Current funds are insufficient to complete even the Merced-to-Bakersfield segment, yet money is being shifted toward LA and SF endpoints simultaneously.
Authority CEO Ian Choudri is betting on private investors, arguing the commercial LA-SF corridor is the only route that attracts outside capital.
Former peer review group chair Lou Thompson declared the 2026 draft business plan has “reached a dead end,” citing escalating costs, delays, and unfunded gaps.
SF-Bakersfield service is targeted for 2033; full LA-SF for 2040, contingent on private financing that has not materialized.
Hacker News Comment Review
Broad consensus: the project will likely terminate at Merced-Bakersfield, becoming a white elephant with operating losses until Sacramento cancels it; almost no commenters believe private capital will appear at the required scale.
Core dispute is whether the overruns stem from unions, land acquisition, regulations, or deliberate political sabotage to discredit rail investment – but no public itemized cost breakdown exists to adjudicate any of these claims.
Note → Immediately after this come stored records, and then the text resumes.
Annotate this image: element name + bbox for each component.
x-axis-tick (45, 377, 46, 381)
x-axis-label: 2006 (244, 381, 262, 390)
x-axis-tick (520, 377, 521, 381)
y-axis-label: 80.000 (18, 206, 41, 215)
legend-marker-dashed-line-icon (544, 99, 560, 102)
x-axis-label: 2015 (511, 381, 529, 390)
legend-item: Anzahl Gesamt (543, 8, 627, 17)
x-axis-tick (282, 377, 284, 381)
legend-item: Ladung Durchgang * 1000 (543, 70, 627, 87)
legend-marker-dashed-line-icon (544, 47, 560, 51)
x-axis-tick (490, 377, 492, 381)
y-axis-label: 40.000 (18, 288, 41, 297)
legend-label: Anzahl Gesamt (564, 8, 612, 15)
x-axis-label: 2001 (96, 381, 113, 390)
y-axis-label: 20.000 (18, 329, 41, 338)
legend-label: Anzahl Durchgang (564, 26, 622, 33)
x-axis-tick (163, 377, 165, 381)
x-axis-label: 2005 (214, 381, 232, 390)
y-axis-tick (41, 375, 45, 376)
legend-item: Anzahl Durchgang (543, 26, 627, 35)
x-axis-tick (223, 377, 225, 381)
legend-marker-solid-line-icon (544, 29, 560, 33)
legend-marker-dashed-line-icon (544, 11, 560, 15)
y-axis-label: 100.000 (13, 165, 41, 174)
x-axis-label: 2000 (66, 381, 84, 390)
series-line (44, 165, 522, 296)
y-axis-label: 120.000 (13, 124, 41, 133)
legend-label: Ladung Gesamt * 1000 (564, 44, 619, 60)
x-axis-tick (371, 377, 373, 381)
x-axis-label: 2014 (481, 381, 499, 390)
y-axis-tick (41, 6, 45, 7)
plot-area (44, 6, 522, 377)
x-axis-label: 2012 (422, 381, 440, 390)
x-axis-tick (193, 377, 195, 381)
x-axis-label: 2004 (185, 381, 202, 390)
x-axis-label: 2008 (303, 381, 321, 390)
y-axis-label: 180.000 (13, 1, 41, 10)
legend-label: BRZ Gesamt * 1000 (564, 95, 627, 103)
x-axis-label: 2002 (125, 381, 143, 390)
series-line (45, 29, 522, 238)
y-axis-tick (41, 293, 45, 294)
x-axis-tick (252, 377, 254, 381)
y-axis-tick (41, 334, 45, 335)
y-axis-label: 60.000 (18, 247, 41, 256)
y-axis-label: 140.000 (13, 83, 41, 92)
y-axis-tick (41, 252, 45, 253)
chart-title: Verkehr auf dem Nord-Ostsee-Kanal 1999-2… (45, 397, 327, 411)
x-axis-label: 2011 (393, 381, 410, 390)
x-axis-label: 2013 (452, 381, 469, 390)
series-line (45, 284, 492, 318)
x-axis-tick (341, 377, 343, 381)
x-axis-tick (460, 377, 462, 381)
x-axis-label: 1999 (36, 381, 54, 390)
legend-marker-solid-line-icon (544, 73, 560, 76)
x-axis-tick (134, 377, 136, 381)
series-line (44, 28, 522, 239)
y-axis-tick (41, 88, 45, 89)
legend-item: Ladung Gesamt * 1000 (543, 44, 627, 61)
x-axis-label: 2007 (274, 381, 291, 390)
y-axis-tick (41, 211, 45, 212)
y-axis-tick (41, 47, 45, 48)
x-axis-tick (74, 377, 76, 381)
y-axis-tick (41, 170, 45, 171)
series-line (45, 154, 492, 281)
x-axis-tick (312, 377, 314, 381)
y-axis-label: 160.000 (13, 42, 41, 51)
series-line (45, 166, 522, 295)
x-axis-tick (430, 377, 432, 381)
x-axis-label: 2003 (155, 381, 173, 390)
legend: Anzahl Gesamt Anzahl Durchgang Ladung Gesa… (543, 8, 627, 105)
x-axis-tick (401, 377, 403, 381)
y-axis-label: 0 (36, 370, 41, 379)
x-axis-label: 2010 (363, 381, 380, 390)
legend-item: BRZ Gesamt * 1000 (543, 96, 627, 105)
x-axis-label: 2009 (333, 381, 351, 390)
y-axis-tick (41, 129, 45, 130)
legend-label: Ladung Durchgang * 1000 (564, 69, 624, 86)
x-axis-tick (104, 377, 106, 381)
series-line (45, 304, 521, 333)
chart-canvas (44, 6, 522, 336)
One commenter reframed the opportunity cost: $231B could subsidize over 400 years of free LA-SF air travel at current round-trip prices, putting the scale of misallocation in concrete terms.
Notable Comments
@polar8: the original $33B covered the full LA-SF route, not just the central valley stub – the true cost ratio is worse than headlines imply.
@atmavatar: no public cost breakdown has been released; every explanation for why it costs this much (unions, land owners, regulations) is unverified speculation.